Ever since human beings have walked the earth, we have dreamed about flying above it. Manned kites date all the way back to China, circa 500 B.C. Fast forward to the early 15th century, when Leonardo da Vinci drafted schematics for mechanical wings and parachutes shaped like pyramids.

Even our earliest superheroes embraced the notion of impossible ascension. Superman was able to “leap tall buildings in a single bound” and two years before his 1938 debut, The Phantom haunted our imagination as “the ghost who walks.”

But heroes are not relegated to comic book pages and blockbuster films; they also walk among us.

Airplane in front of Palm Springs Air Museum

“We have 320 docents and they form the backbone of the facility,” declares the Palm Springs Air Museum Vice Chairman & Managing Director, Fred Bell. “About 80 or 85% of them are aviators or retired military. And so you can come to the Air Museum and talk to somebody that actually flew one of the airplanes, which is highly unusual they get to do that.”

The museum is fully committed to its military heritage, welcoming active service members and their immediate families into the sprawling establishment, free of charge. Now celebrating its 25th year of operation, the collection has been a labor of love for all involved.

Palm Springs Air Museum B-52

Palm Springs Air Museum’s Original Vision

In late 1993 the idea for a Palm Springs Air Museum sprang from the imaginations of three men: Charlie Mayer, Pete Madison and Mort Gubin who agree that nothing could have happened without the many early volunteers.

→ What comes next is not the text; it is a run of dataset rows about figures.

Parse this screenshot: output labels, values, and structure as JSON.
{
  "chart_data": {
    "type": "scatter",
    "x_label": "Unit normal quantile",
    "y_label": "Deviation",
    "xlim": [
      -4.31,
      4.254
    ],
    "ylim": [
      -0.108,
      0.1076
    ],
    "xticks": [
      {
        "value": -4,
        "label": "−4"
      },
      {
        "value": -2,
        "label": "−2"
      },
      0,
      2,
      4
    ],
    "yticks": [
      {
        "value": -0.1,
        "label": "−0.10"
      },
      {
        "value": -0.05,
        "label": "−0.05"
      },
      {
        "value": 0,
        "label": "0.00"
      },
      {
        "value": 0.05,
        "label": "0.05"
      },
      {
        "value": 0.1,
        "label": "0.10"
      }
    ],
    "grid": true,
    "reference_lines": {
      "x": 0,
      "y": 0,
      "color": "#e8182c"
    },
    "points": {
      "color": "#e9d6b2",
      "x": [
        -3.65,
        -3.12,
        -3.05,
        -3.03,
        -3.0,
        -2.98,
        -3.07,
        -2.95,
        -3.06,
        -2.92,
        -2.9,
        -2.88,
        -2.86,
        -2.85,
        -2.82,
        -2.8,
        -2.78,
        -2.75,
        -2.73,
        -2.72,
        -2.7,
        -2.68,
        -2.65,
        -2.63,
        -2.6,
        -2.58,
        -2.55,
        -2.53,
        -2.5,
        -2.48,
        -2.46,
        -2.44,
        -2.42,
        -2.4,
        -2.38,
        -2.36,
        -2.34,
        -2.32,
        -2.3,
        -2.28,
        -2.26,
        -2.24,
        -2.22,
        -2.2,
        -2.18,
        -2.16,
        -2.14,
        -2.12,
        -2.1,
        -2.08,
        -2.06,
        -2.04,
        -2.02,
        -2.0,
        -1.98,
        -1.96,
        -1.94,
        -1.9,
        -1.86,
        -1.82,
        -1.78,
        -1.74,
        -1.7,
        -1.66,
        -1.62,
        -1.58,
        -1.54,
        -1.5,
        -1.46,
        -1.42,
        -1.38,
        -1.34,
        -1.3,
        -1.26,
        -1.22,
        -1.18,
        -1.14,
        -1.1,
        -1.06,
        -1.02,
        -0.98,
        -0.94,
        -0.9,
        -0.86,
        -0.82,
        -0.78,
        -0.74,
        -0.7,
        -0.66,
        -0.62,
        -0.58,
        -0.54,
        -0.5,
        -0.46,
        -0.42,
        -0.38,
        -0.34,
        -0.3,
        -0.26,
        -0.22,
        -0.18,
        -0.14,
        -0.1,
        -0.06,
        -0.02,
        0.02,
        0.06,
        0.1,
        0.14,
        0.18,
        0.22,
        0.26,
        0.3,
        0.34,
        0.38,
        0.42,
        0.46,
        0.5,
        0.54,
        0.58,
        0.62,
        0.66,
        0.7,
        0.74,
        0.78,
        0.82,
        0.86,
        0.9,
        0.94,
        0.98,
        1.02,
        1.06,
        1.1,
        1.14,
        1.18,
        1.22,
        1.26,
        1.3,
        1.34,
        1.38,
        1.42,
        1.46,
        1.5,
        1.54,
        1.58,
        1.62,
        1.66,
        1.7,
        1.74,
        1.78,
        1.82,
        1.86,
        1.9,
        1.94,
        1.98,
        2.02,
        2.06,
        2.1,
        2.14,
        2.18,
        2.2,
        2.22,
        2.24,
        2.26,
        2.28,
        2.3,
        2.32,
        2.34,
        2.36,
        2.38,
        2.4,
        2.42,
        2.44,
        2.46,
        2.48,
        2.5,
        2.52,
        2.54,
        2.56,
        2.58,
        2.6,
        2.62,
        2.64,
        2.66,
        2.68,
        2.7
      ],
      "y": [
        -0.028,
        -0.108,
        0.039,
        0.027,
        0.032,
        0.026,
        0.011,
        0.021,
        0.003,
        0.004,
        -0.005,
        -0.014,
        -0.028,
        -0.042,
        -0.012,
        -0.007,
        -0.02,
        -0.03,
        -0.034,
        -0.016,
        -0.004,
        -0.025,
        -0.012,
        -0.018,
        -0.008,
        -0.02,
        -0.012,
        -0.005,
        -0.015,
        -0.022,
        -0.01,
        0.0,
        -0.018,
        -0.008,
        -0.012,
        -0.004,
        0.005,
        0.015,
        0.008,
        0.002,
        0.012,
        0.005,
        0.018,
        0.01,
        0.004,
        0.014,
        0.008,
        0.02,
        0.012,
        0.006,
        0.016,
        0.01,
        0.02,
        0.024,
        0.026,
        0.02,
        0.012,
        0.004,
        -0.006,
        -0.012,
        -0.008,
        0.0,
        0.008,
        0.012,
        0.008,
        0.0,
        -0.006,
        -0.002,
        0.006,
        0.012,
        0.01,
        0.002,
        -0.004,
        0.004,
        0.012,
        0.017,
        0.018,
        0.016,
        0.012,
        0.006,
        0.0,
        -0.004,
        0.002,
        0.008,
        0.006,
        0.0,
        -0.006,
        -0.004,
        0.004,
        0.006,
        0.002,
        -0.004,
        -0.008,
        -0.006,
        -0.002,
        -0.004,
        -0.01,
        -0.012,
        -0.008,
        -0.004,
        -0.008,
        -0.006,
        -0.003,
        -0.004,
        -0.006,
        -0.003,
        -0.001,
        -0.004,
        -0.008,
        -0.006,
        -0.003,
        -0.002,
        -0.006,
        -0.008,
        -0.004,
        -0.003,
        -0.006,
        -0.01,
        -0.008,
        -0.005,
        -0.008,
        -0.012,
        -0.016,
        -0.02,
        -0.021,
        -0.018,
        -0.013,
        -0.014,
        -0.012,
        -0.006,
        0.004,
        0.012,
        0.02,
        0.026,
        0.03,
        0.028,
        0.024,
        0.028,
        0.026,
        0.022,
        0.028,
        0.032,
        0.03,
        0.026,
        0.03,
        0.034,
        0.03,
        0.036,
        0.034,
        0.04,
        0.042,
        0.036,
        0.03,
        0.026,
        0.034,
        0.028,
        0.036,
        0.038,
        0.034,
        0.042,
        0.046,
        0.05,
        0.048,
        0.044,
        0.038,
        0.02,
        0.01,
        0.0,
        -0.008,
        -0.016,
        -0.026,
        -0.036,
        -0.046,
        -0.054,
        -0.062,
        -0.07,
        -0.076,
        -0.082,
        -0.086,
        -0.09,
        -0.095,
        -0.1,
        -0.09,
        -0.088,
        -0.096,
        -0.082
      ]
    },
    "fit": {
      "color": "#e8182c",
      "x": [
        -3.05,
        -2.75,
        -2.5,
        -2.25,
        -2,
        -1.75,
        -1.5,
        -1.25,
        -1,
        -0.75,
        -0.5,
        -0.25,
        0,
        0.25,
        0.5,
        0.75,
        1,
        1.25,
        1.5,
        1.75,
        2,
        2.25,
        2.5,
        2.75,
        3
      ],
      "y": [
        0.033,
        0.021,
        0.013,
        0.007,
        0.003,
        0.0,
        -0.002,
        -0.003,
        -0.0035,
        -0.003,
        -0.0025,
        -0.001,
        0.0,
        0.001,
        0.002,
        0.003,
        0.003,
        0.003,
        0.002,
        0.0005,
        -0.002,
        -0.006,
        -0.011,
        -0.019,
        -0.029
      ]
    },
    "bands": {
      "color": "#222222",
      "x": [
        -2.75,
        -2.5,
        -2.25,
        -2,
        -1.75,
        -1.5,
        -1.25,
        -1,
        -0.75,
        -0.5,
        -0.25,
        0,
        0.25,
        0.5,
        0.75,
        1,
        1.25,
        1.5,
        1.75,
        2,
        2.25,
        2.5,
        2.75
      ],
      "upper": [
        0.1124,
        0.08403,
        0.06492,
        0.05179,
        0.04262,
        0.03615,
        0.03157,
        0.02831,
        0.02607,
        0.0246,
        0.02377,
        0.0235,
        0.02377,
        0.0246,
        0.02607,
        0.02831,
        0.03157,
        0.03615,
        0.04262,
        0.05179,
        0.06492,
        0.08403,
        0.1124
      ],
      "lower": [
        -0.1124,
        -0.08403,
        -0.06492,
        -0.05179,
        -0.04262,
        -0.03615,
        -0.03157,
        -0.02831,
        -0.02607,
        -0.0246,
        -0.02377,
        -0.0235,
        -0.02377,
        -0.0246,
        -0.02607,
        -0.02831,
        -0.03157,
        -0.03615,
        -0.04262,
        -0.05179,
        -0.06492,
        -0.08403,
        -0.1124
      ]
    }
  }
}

Charlie, Pete & Mort were conversing one day when Charlie said “Why not an air museum with WWII Warbirds right here in Palm Springs?” Former P-38 pilot Pete Madison had just bought Bob Pond’s home, and knew Pond had a collection of Warbirds and classic cars. Pond was trained as a Naval Aviator and declared his willingness to help. Thanks to his support and contacts in aviation, the concept moved forward. It began with Bob Pond’s 14 vintage aircraft and has grown to 75 aircrafts.

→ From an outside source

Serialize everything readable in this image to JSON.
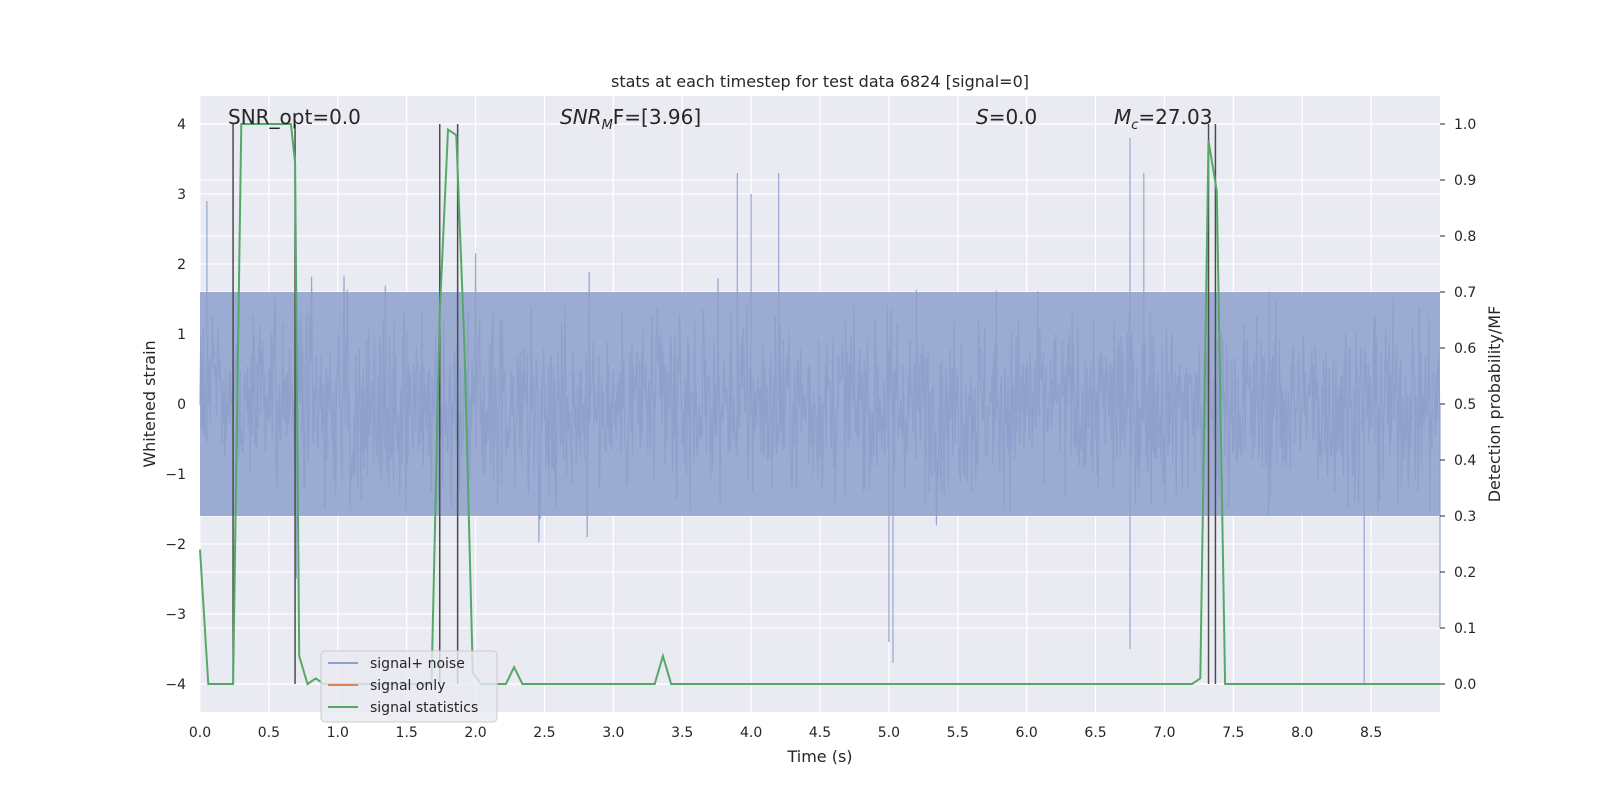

Mr. Bell joined the museum’s board three years into its infancy, and he has relished the personal appeal of the exhibits ever since. “There are no barriers with our aircraft, so you can walk right up to them and touch them. Bob was very focused on that, that the people had a hands-on experience.”

As his voice reaches cruising altitude, Bell continues, “He felt very strongly about that. And the rest, as they say, is history.”

Palm Springs Air Museum

Great Event Space

The museum’s legacy is storied, indeed. Splash House, for example, established the Palm Springs Air Museum as an after hours hotspot. Splash House is booked for another trip to the tarmac. As for the daytime allure of the museum, Fred Bell is elated to see a return to its enduring glory. “As we welcome people back, it’s nice to see all of their smiling faces. Guests are transported to the past, enthralled by the present, and looking forward to even more in the future.

Palm Springs Air Museum

The Nighthawk Rises

“Our newest addition is an F-117 stealth fighter that will go on display in November,” teases Bell. The upcoming exhibit, The Nighthawk Rises in the new Houston Pavilion will add to the museum’s already impressive grandeur. “We have one of the largest collections of aircraft on the West Coast. We have a lot of one-of-one or very rare airplanes. You can spend at least four hours in the museum and not see it all.”

Bringing our conversation in for a landing, Bell transitions to the topic of the museum’s readiness for the next slate of eager visitors.

Houston Pavilion at Palm Springs Air Museum

“We’re waiting to greet them. We’re looking forward to seeing them again.”

While Bell and his colleagues appreciate all museum attendees equally, he has a particular affection for those who are in the early stages of their journey through life because the sky truly is the limit on what they can learn about aviation.

“To see the kids running around and just the smiles on their faces and people so happy to be out and about, especially in Palm Springs, which is such a destination travel area, it really brings joy to my heart.”

You have brought our love of the Palm Springs Air Museum to new heights, Fred. Thanks so much, and we’ll see you on the runway!